Last week, a heat wave baked the West. In Death Valley, a world record may have been set for the hottest temperature observed on Earth: 130 degrees Fahrenheit. From Phoenix, Arizona, to the Bay Area, people turned up their air-conditioning, straining California’s electricity infrastructure, because the state imports power from its neighbors. Demand outstripped supply, and the grid operator started rolling blackouts. The cause is climate change: It has made heat waves five times more likely to occur in the western United States.
During the blackouts, California had unusually intense lightning strikes, which dotted the darkened landscape with electricity from the sky. These storms triggered fires across Northern California, forcing more than 100,000 people to evacuate their homes. Climate change has increased fire risk, and lengthened the fire season. It’s only August, and already more land has burned in California this year than all of 2019.
These climate disasters are happening against the backdrop of the still uncontrolled coronavirus outbreak, which makes it harder for people to flee to safety. Evacuating to a friend’s house or a community center when a highly contagious illness is circulating is not a simple choice.
Those theoretically “safe” in their homes don’t have it easy, either. Without electricity, many Californians have to choose between opening the windows and breathing in air choked with smoke, or keeping them closed in a hot house. My friend posted a picture wearing an N95 mask with an exhalation valve, and a surgical mask on top: the first to protect herself against the smoke, the second to protect others from the virus.
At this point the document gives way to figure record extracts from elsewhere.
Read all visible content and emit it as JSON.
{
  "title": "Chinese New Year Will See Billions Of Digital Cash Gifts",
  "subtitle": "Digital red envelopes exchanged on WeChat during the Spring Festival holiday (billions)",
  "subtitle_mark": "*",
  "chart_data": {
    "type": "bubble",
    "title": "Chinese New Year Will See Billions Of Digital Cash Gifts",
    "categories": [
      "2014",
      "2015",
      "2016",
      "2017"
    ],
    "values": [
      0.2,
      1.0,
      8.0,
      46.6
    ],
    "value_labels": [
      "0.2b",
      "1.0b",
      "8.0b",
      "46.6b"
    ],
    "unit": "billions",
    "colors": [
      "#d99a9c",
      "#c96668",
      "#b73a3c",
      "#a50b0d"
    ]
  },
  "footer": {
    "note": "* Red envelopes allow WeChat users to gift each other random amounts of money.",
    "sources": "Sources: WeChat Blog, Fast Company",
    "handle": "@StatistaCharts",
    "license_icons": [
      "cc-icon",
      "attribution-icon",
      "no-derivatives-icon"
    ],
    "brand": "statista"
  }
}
I don’t want to live in a world where we have to decide which mask to wear for which disaster, but this is the world we are making. And we’ve only started to alter the climate. Imagine what it will be like when we’ve doubled or tripled the warming, as we are on track to do.
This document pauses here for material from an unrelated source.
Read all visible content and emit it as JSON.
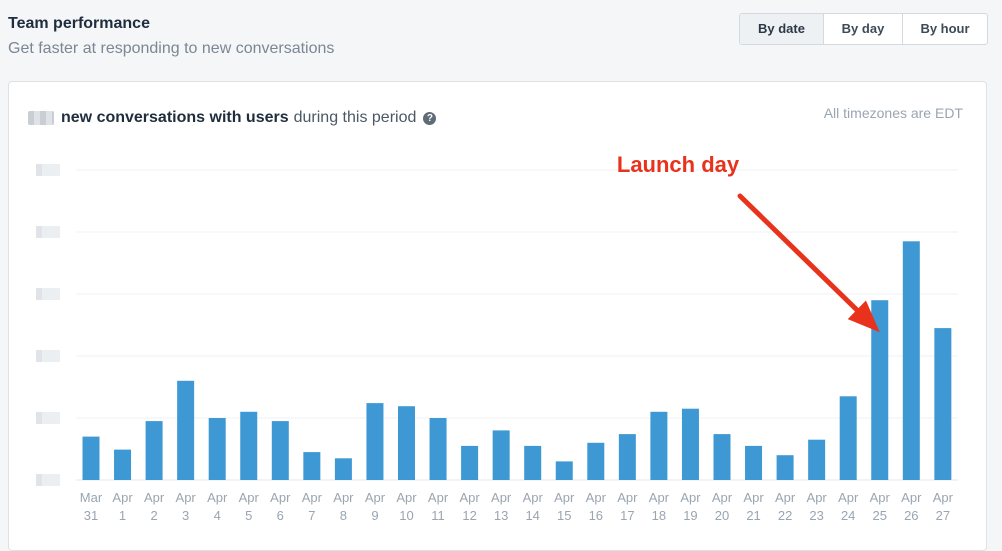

Climate change is not just destabilizing California’s grid. The East Coast is facing down a deadly hurricane season and has already seen outages for 1.4 million people. An unprecedented wind storm—which some are calling an “inland hurricane”—left a quarter million people in the Midwest without power.
Yet some people refuse to acknowledge that climate change is the cause of the problems California is facing. The Wall Street Journal published a misleading editorial blaming the state’s reliance on renewable energy for the outages.
In reality, several fossil-gas plants unexpectedly went offline when the heat wave struck, resulting in less available power. Gas plants can struggle to operate in the heat. In an ironic twist, burning fossil fuels will become less reliable in our hotter world. And California’s grid is connected to other states’, so when a heat wave spikes electricity demand from Arizona to Nevada, that leaves less power to import. With lower rainfall and many years of drought—again, caused in part by climate change—many of the state’s hydropower plants were also underperforming.
To say the least, COVID-19 is not the greatest crisis we face in this nation right now. And we are doing far worse in dealing with climate change than we are with our incompetent and murderous response to the epidemic.